“I picked up The Giver on a whim toward the end of elementary school. The cover image of a bearded old man wasn’t initially promising, yet that image kept coming back to me until I was finally overwhelmed with curiosity.” — Warren Zhang

Lois Lowry’s The Giver is basically baby’s first dystopian fiction, but that’s not meant as a slight against this epic work. It’s a book with that remarkable ability to reach kids — literature that’s perfectly comprehensible for the young without talking down to them.

The first time I read The Giver, I fell for the trap, hook, line and sinker. My thought process went a little something like this:

Dum dee dum, oh well isn’t this the very model of an enlightened society? What’s this, a career path carved out in stone for all of the community’s children? Well, if they’re happy, I guess that’s OK.

Wait, there are no emotions in this world? Wait, there’s no color in this world?

Wait … releasing means euthanasia? This utopia sucks.

As a kid, I didn’t particularly love novels. My literary diet consisted mostly of Magic Tree House and, honestly, didn’t evolve much beyond that until I was nearly in middle school. Sure, I read a fair number of more challenging books for class, but nothing within them made much of an impression, with few and fleeting exceptions.

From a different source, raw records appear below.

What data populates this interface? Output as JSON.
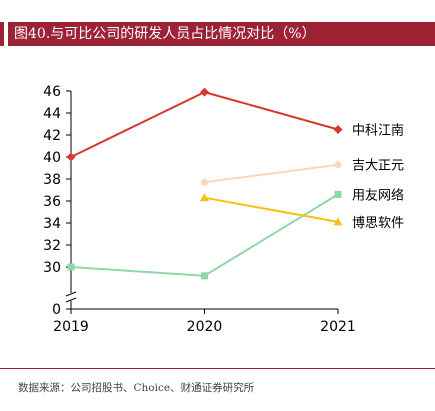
{
  "title": "图40.与可比公司的研发人员占比情况对比（%）",
  "source": "数据来源：公司招股书、Choice、财通证券研究所",
  "chart_data": {
    "type": "line",
    "x": [
      "2019",
      "2020",
      "2021"
    ],
    "ylim": [
      28,
      46
    ],
    "yticks_shown": [
      0,
      30,
      32,
      34,
      36,
      38,
      40,
      42,
      44,
      46
    ],
    "axis_break": true,
    "legend_placement": "right, at line ends",
    "series": [
      {
        "name": "中科江南",
        "values": [
          40.0,
          45.9,
          42.5
        ],
        "color": "#d9362b",
        "marker": "diamond"
      },
      {
        "name": "吉大正元",
        "values": [
          null,
          37.7,
          39.3
        ],
        "color": "#fcd9b6",
        "marker": "circle"
      },
      {
        "name": "用友网络",
        "values": [
          30.0,
          29.2,
          36.6
        ],
        "color": "#8fd6a8",
        "marker": "square"
      },
      {
        "name": "博思软件",
        "values": [
          null,
          36.3,
          34.1
        ],
        "color": "#f5c116",
        "marker": "triangle"
      }
    ]
  }
}
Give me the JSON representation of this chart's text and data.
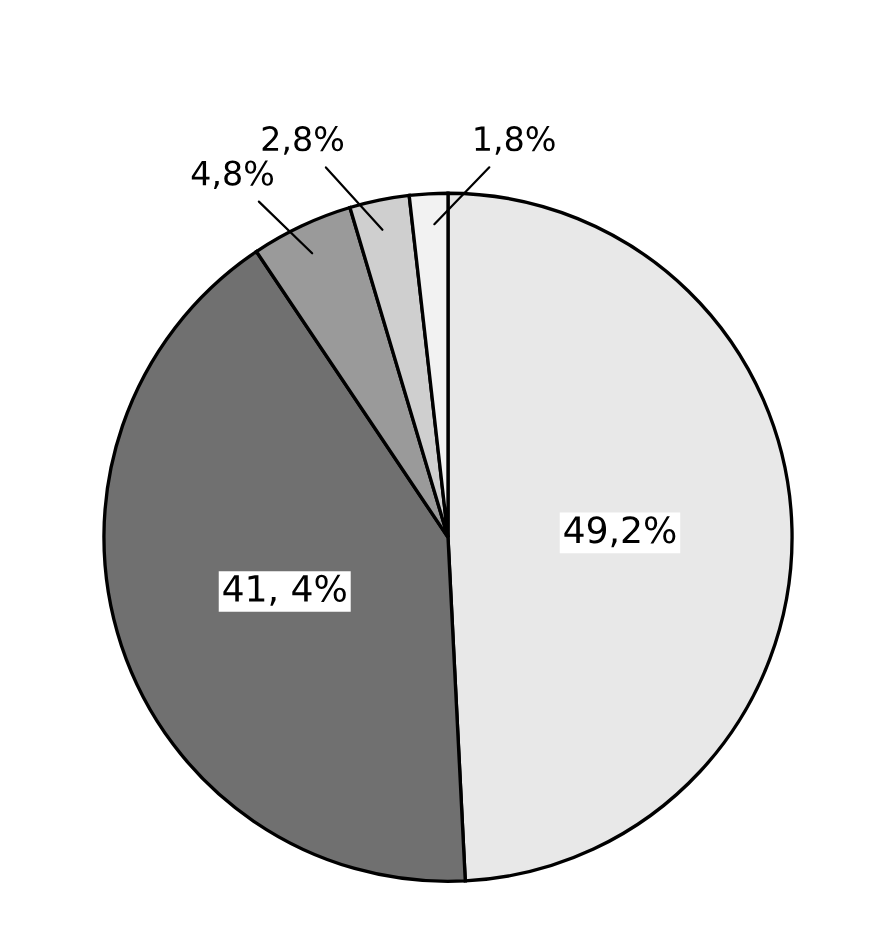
{
  "chart_data": {
    "type": "pie",
    "categories": [
      null,
      null,
      null,
      null,
      null
    ],
    "values": [
      49.2,
      41.4,
      4.8,
      2.8,
      1.8
    ],
    "value_labels": [
      "49,2%",
      "41, 4%",
      "4,8%",
      "2,8%",
      "1,8%"
    ],
    "colors": [
      "#e8e8e8",
      "#707070",
      "#9a9a9a",
      "#cfcfcf",
      "#f2f2f2"
    ]
  }
}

I picked up The Giver on a whim toward the end of elementary school. The cover image of a bearded old man wasn’t initially promising, yet that image kept coming back to me until I was finally overwhelmed with curiosity.

Some concepts (and many words) initially flew over my head. No, I did not get that whole business about the main character Jonas having wet dreams after forgoing sex drive suppressants. But the ideas about individualism, about putting personal and creative expression above utilitarian goals, hit me hard.

The community’s habit of assigning careers and tightly modulating emotions seemed, on the surface, to be not necessarily a bad thing until Lowry slowly pulled the rug out from under me.

About the time Jonas found out what releasing truly meant, I began to wonder about what I wanted to do when I grew up and whether I actually liked the math and science my parents were subtly pushing me toward.

Growing up is such a weird and elusive process that pinpointing the exact moment it happens would be a fool’s errand. What I can say is that I read The Giver right around the time I stopped looking at the world through the boundlessly optimistic eyes of a child and starting questioning notions and things I once took for granted.

But, amid the sadness and the gloom, the book offers a moment of peculiar hope and reassurance. Of all the wonderful things about it, it’s the ending that most resonated with me.

The image of Jonas on that final snowy hill was incredibly evocative. It ended the story with closure, but also left enough ambiguity to allow my imagination to fill in the blanks.

Some of the magic was lost when I later read Gathering Blue and Messenger — the sequels that establish that Jonas did, in fact, survive after The Giver — but the initial ending still has a powerful hold on me.

Even though Jonas had lost everything he knew in his life, and even though his future was in terrible jeopardy, there would always be music in the world. Love, warmth and light.